Why, then am I fooled by this moisturiser stuff? I'm sure that the chemicals are just as bad, but it has this clean innocent illusion of not being too scary. So I lovingly applied it to my pasty white legs and they are now a satisfying shade of...well I can't quite say that it is a tan, as to sunkissed? Perhaps, sun pecked? The truth is that I am a very subtle shade of, well - yellow. And so it would seem are many people wondering about with shorts/skirts/rolled up jeans.

We are all the same colour. What happens when the sun comes out? Perhaps it's just a girl thing, but there is this implicit assumption that you must have smooth, shaved legs that pretend not to have been locked safely in tights and trousers all winter. Every year I think this is rubbish. Every year I some how join in.

Perhaps one day they will name a paint shade after us all. 'Sun pecked white' [White with a hint of, yellow]

However, no matter how scary this is, it is not as scary as a 'fashion tip' I saw in a magazine. A special new product, guaranteed to stop fake tan streaking - a suit that you wear overnight after applying fake tan.

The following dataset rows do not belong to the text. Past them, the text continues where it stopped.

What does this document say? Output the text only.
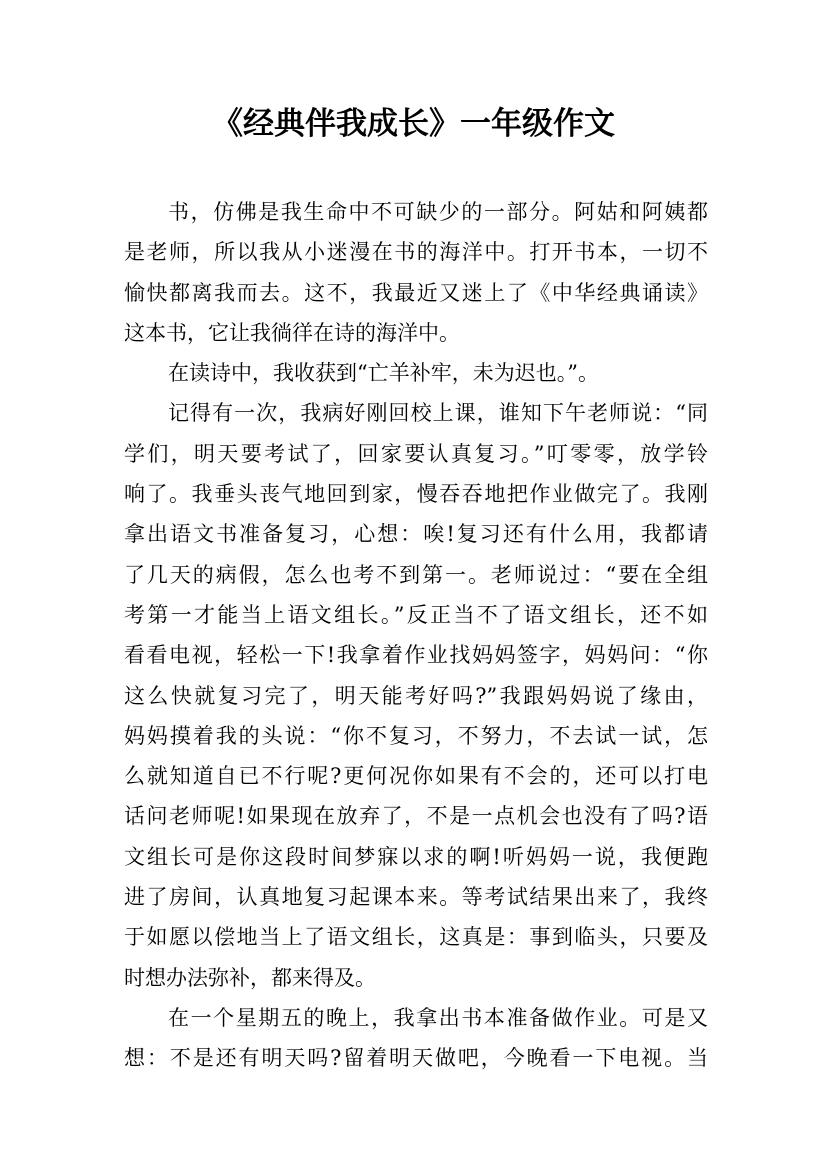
《经典伴我成长》一年级作文
书，仿佛是我生命中不可缺少的一部分。阿姑和阿姨都
是老师，所以我从小迷漫在书的海洋中。打开书本，一切不
愉快都离我而去。这不，我最近又迷上了《中华经典诵读》
这本书，它让我徜徉在诗的海洋中。
在读诗中，我收获到“亡羊补牢，未为迟也。”。
记得有一次，我病好刚回校上课，谁知下午老师说：“同
学们，明天要考试了，回家要认真复习。”叮零零，放学铃
响了。我垂头丧气地回到家，慢吞吞地把作业做完了。我刚
拿出语文书准备复习，心想：唉!复习还有什么用，我都请
了几天的病假，怎么也考不到第一。老师说过：“要在全组
考第一才能当上语文组长。”反正当不了语文组长，还不如
看看电视，轻松一下!我拿着作业找妈妈签字，妈妈问：“你
这么快就复习完了，明天能考好吗?”我跟妈妈说了缘由，
妈妈摸着我的头说：“你不复习，不努力，不去试一试，怎
么就知道自已不行呢?更何况你如果有不会的，还可以打电
话问老师呢!如果现在放弃了，不是一点机会也没有了吗?语
文组长可是你这段时间梦寐以求的啊!听妈妈一说，我便跑
进了房间，认真地复习起课本来。等考试结果出来了，我终
于如愿以偿地当上了语文组长，这真是：事到临头，只要及
时想办法弥补，都来得及。
在一个星期五的晚上，我拿出书本准备做作业。可是又
想：不是还有明天吗?留着明天做吧，今晚看一下电视。当
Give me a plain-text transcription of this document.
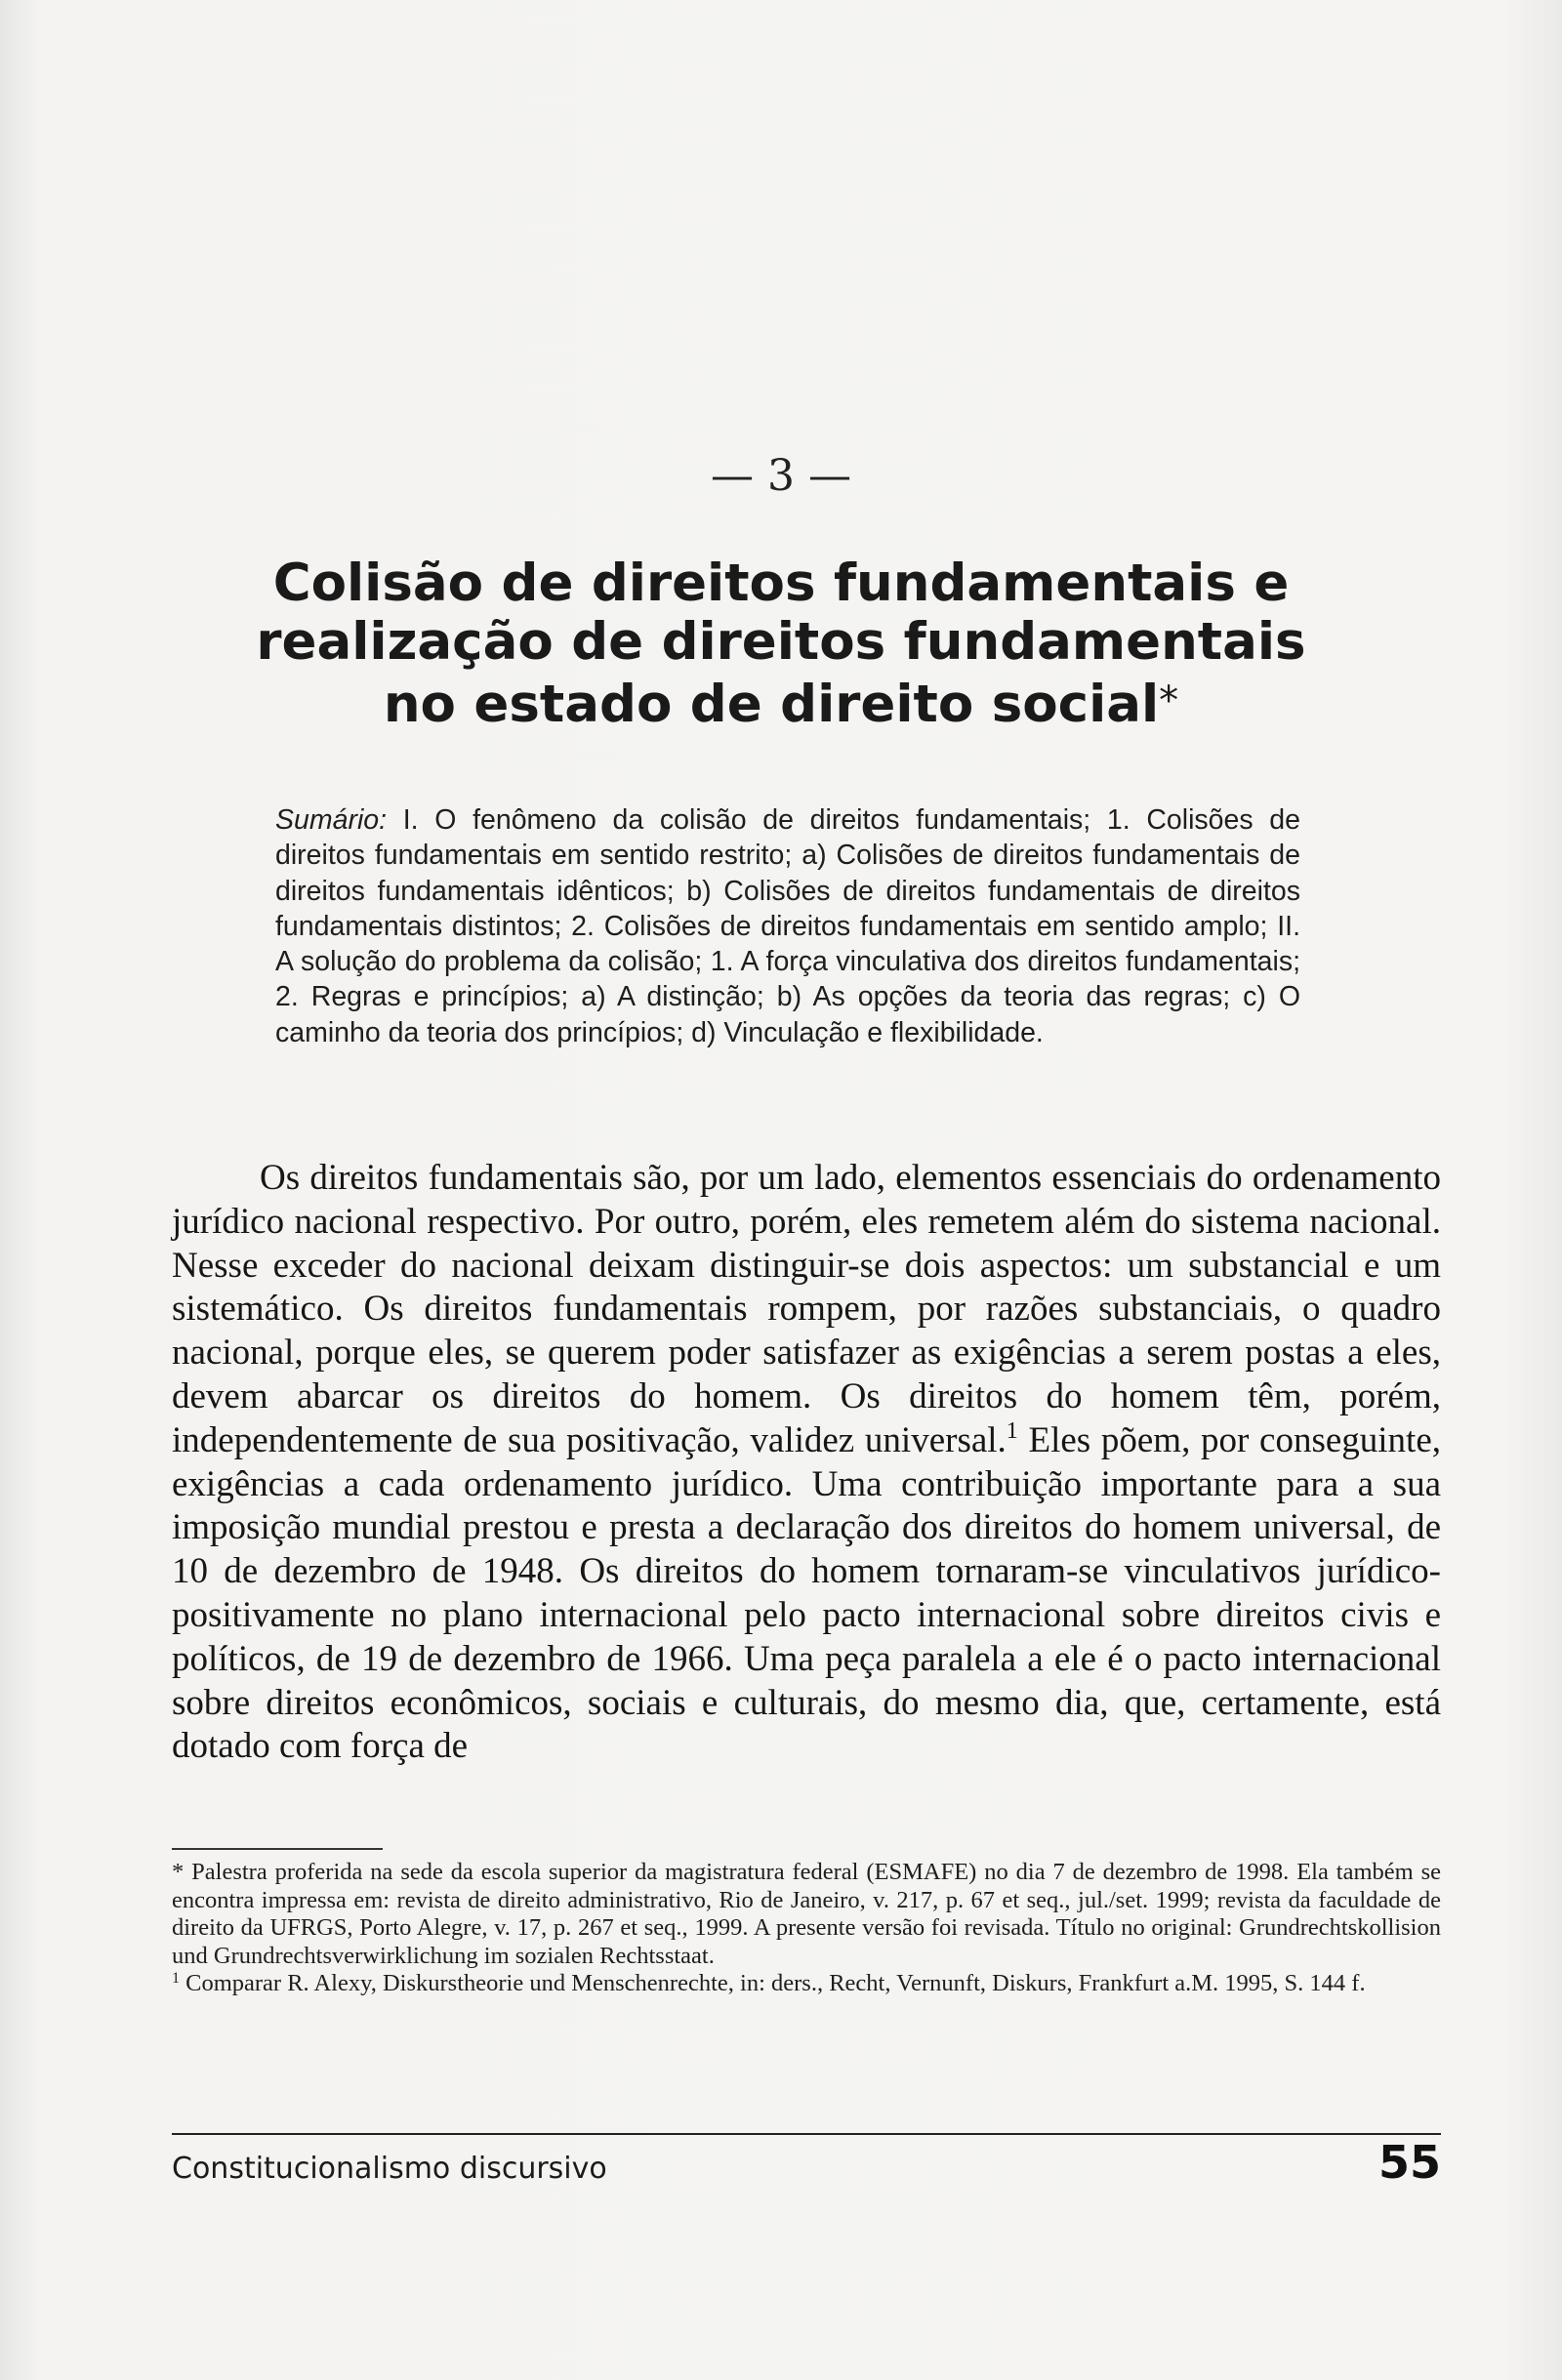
— 3 —
Colisão de direitos fundamentais e
realização de direitos fundamentais
no estado de direito social*
Sumário: I. O fenômeno da colisão de direitos fundamentais; 1. Colisões de direitos fundamentais em sentido restrito; a) Colisões de direitos fundamentais de direitos fundamentais idênticos; b) Colisões de direitos fundamentais de direitos fundamentais distintos; 2. Colisões de direitos fundamentais em sentido amplo; II. A solução do problema da colisão; 1. A força vinculativa dos direitos fundamentais; 2. Regras e princípios; a) A distinção; b) As opções da teoria das regras; c) O caminho da teoria dos princípios; d) Vinculação e flexibilidade.
Os direitos fundamentais são, por um lado, elementos essenciais do ordenamento jurídico nacional respectivo. Por outro, porém, eles remetem além do sistema nacional. Nesse exceder do nacional deixam distinguir-se dois aspectos: um substancial e um sistemático. Os direitos fundamentais rompem, por razões substanciais, o quadro nacional, porque eles, se querem poder satisfazer as exigências a serem postas a eles, devem abarcar os direitos do homem. Os direitos do homem têm, porém, independentemente de sua positivação, validez universal.$^1$ Eles põem, por conseguinte, exigências a cada ordenamento jurídico. Uma contribuição importante para a sua imposição mundial prestou e presta a declaração dos direitos do homem universal, de 10 de dezembro de 1948. Os direitos do homem tornaram-se vinculativos jurídico-positivamente no plano internacional pelo pacto internacional sobre direitos civis e políticos, de 19 de dezembro de 1966. Uma peça paralela a ele é o pacto internacional sobre direitos econômicos, sociais e culturais, do mesmo dia, que, certamente, está dotado com força de

* Palestra proferida na sede da escola superior da magistratura federal (ESMAFE) no dia 7 de dezembro de 1998. Ela também se encontra impressa em: revista de direito administrativo, Rio de Janeiro, v. 217, p. 67 et seq., jul./set. 1999; revista da faculdade de direito da UFRGS, Porto Alegre, v. 17, p. 267 et seq., 1999. A presente versão foi revisada. Título no original: Grundrechtskollision und Grundrechtsverwirklichung im sozialen Rechtsstaat.

$^1$ Comparar R. Alexy, Diskurstheorie und Menschenrechte, in: ders., Recht, Vernunft, Diskurs, Frankfurt a.M. 1995, S. 144 f.

Constitucionalismo discursivo	55
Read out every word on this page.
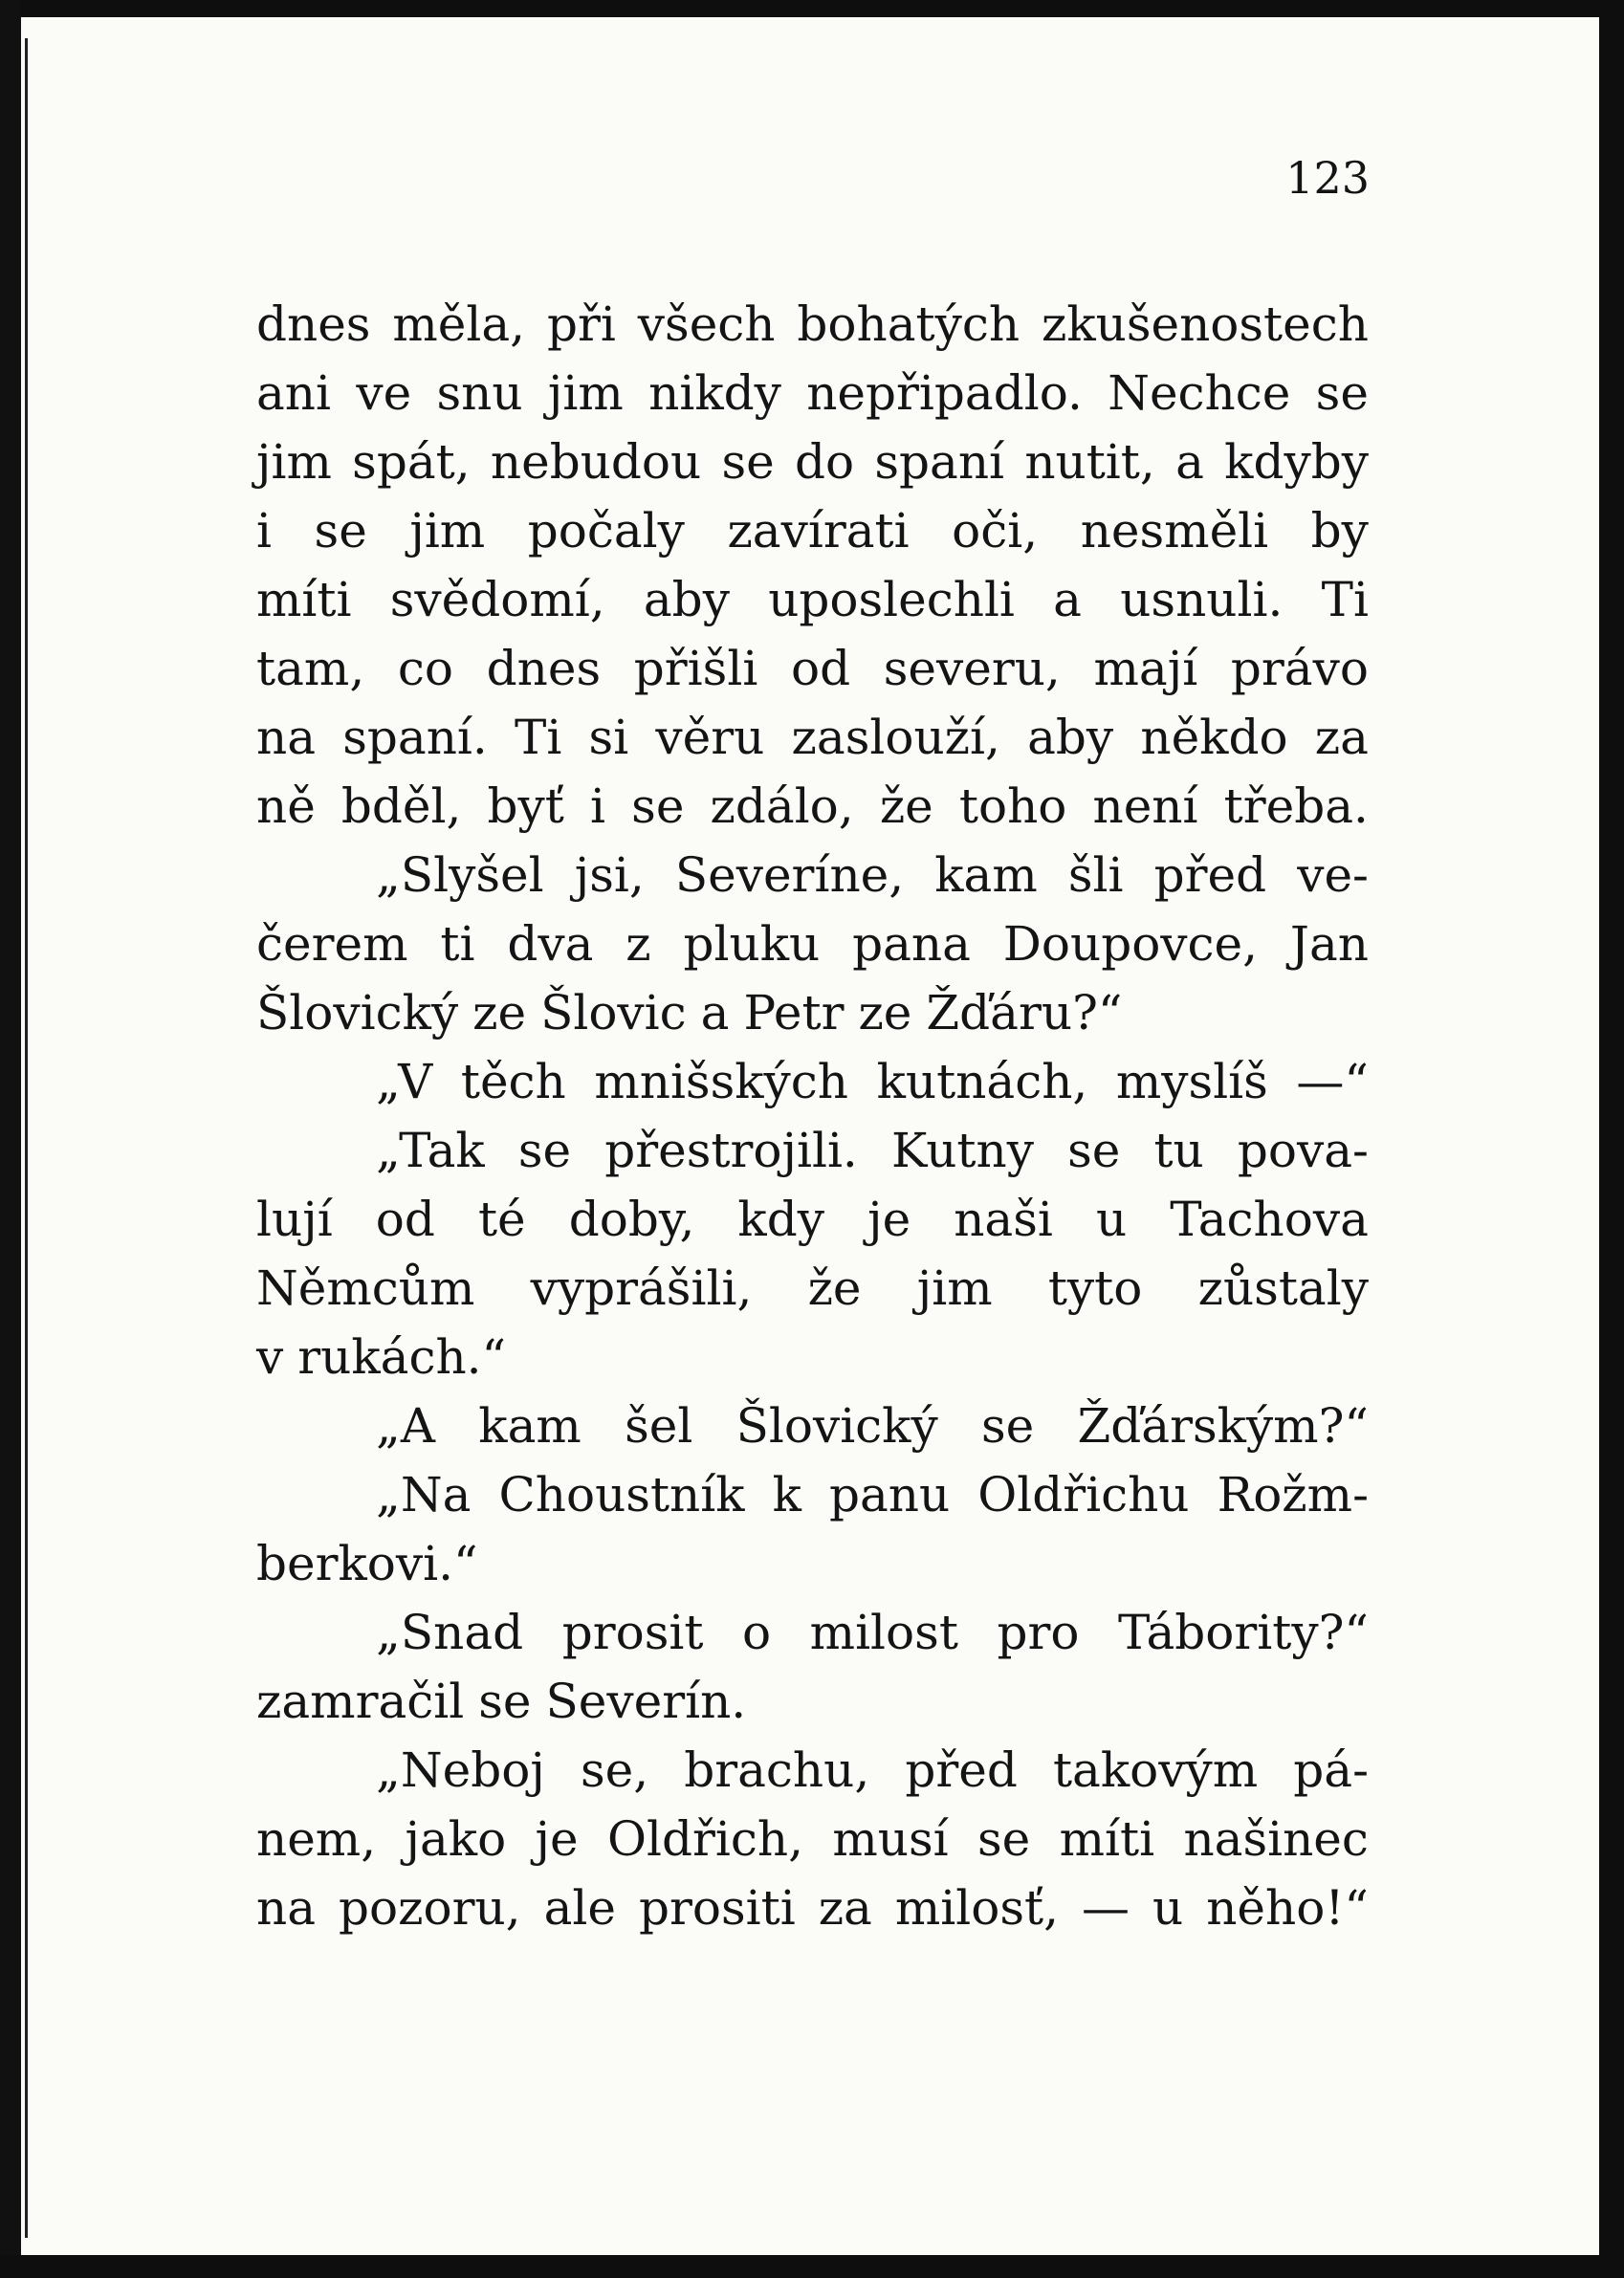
123
dnes měla, při všech bohatých zkušenostech
ani ve snu jim nikdy nepřipadlo. Nechce se
jim spát, nebudou se do spaní nutit, a kdyby
i se jim počaly zavírati oči, nesměli by
míti svědomí, aby uposlechli a usnuli. Ti
tam, co dnes přišli od severu, mají právo
na spaní. Ti si věru zaslouží, aby někdo za
ně bděl, byť i se zdálo, že toho není třeba.
„Slyšel jsi, Severíne, kam šli před ve-
čerem ti dva z pluku pana Doupovce, Jan
Šlovický ze Šlovic a Petr ze Žďáru?“
„V těch mnišských kutnách, myslíš —“
„Tak se přestrojili. Kutny se tu pova-
lují od té doby, kdy je naši u Tachova
Němcům vyprášili, že jim tyto zůstaly
v rukách.“
„A kam šel Šlovický se Žďárským?“
„Na Choustník k panu Oldřichu Rožm-
berkovi.“
„Snad prosit o milost pro Tábority?“
zamračil se Severín.
„Neboj se, brachu, před takovým pá-
nem, jako je Oldřich, musí se míti našinec
na pozoru, ale prositi za milosť, — u něho!“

Tell me if I'm being stupid, there is no other way to explain said new item as anything other than a giant...babygro. Surely, there's no one who'd actually consider it, I thought to myself. And then I saw three people and two children wearing Crocs.

I might be uniform 'white girl with yellowish legs', but, it could be worse. I could be an orange-babygro-wearing-walking-draining-rack.

6 comments:

Occasional Poster of Comments said...

You looked pretty normal-coloured yesterday. Mind you, if this moisturiser thing is as prevalent as you fear, maybe I've just become so inured to the yellowness that I can no longer tell the difference.

It's got to be better than lobster pink, though. Anyone would have thought that woman in Five Degrees must have been sunning herself at high altitude under a hole in the ozone layer. That shade surely can't be possible in early April.

miss-cellany said...

Perhaps there is also a secret moisturiser that turns you lobster (sun punched as opposed to kissed?), just so that you really look like you've been in the sun, as opppsed to simply lounging and therefore, yellow.

emapple said...

I haven't got as far as shaving my legs yet. I pretend I don't care but I do. I can't help it. I've been tempted by the tinted moisturisers but haven't succumbed yet. Is it worth it?

xx

miss-cellany said...

It avoids pasty, and in its place you get a nice shade of samosa.

So on reflection (as samosa has both more colour and flavour than pasty) I'd say, yes it kind of is worth it x

Petink said...

Now i can start commenting on your writing too

David M N Bate said...

I guess it's because being deprived of the sun for five or so months, and it being the Easter holidays, no-one can help themselves. All the creams, etc, are a con: it's just no-one's got any time to sit ane sunbathe anymore; they're all indoors blogging, tving, computering, gaming, etc!!